2. Online Reputation And Brand Management. Prospective employers can and do perform social media background checks—sometimes even before calling you in for an interview. Google yourself. Look at Facebook, LinkedIn, LawLink, and other social media/networking sites. Is your image professional? Are you comfortable with what’s out there, waiting to be discovered by a prospective employer? One of the most important questions you can ask yourself is: Would I be comfortable discussing this in an interview? If not, you need to clean up, bury, or otherwise distance yourself from that digital dirt.Even if you’re certain that you can pass a social media background check with flying colors, your online image might need improvement. The best online images don’t just protect you from indiscrete college photos; they work to your advantage in both the short-run (i.e., finding a job) and the long-run (i.e., building a career).

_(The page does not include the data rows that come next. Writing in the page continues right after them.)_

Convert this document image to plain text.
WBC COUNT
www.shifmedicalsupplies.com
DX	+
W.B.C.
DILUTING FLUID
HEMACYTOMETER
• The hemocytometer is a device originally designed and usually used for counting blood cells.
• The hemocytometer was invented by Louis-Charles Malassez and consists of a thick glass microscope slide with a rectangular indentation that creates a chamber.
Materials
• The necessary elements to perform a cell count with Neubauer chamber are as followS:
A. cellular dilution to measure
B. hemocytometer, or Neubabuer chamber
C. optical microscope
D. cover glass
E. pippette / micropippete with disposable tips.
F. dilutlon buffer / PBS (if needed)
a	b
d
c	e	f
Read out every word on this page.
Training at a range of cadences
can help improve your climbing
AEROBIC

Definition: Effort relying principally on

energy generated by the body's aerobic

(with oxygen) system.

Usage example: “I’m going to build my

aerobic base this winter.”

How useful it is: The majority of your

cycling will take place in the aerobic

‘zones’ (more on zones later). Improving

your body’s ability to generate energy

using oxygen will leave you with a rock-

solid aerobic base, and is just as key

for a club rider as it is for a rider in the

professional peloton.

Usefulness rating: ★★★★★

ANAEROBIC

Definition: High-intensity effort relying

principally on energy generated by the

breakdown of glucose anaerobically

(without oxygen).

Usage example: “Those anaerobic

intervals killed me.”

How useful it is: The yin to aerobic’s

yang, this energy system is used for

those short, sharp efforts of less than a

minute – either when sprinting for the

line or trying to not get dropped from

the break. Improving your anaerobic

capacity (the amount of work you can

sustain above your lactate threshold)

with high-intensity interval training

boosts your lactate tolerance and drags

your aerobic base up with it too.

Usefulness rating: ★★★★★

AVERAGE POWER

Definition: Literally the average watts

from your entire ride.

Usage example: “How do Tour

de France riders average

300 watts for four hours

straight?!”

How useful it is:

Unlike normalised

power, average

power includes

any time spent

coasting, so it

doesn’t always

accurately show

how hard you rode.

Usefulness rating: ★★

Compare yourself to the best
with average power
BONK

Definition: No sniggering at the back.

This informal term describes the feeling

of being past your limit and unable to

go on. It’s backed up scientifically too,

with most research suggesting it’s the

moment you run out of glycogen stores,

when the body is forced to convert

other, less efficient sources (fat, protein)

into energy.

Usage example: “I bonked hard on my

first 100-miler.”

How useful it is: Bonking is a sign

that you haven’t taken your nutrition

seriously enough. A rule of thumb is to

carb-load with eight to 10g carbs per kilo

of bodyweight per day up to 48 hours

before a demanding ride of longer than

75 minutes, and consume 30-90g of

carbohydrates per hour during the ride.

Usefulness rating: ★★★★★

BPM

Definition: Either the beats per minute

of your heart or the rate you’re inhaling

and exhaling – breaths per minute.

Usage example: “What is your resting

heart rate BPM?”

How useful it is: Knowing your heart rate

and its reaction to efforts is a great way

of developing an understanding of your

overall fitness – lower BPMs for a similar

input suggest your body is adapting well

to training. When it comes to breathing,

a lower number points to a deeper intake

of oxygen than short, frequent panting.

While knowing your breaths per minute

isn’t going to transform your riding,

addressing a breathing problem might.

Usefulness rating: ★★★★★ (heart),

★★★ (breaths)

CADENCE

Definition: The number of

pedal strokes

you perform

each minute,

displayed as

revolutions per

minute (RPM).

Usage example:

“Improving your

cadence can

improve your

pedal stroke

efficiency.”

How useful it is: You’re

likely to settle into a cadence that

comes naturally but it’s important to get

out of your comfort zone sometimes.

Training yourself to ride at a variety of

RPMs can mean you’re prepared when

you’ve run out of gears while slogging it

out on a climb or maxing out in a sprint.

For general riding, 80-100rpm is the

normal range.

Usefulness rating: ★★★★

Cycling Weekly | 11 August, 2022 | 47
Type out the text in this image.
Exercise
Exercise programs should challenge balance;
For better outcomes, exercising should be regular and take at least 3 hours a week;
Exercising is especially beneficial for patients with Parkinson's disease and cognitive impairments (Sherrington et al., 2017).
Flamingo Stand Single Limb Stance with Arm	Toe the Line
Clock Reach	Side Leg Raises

3. Job Search and Professional Development Action Plans. Develop realistic action plans to reach each step of your goals, and hold yourself accountable to them. Consider forming an accountability or mastermind group to help you think through your action plans, bounce ideas off, and keep your morale high. Periodically review the plans to make sure you’re still on-target, and to make sure your target still makes sense.
4. Interviewing. Are you a new lawyer who hasn’t interviewed much before? Have you had several initial interviews, but no call-backs or offers? If you, you might need to work on your interviewing skills. Review how you’ve performed in past interviews, conduct and then deconstruct your performance in mock interviews, and figure out where you can improve. Perhaps you need more confidence, need to slow down to listen to (and answer!) interviewers questions, or need to learn how to positively address weak points in your background.
5. Networking. Although even the word “networking” makes a lot of people uncomfortable, it’s the most reliable way to find a job and to improve your career is through networking. Don’t go into the process thinking about what you need and about what other people can do for you. Go into the process thinking about building a team that helps each member advance. Who complements you? What can you offer others? Think of ways you can give—rather than just take—and networking will be more natural and successful.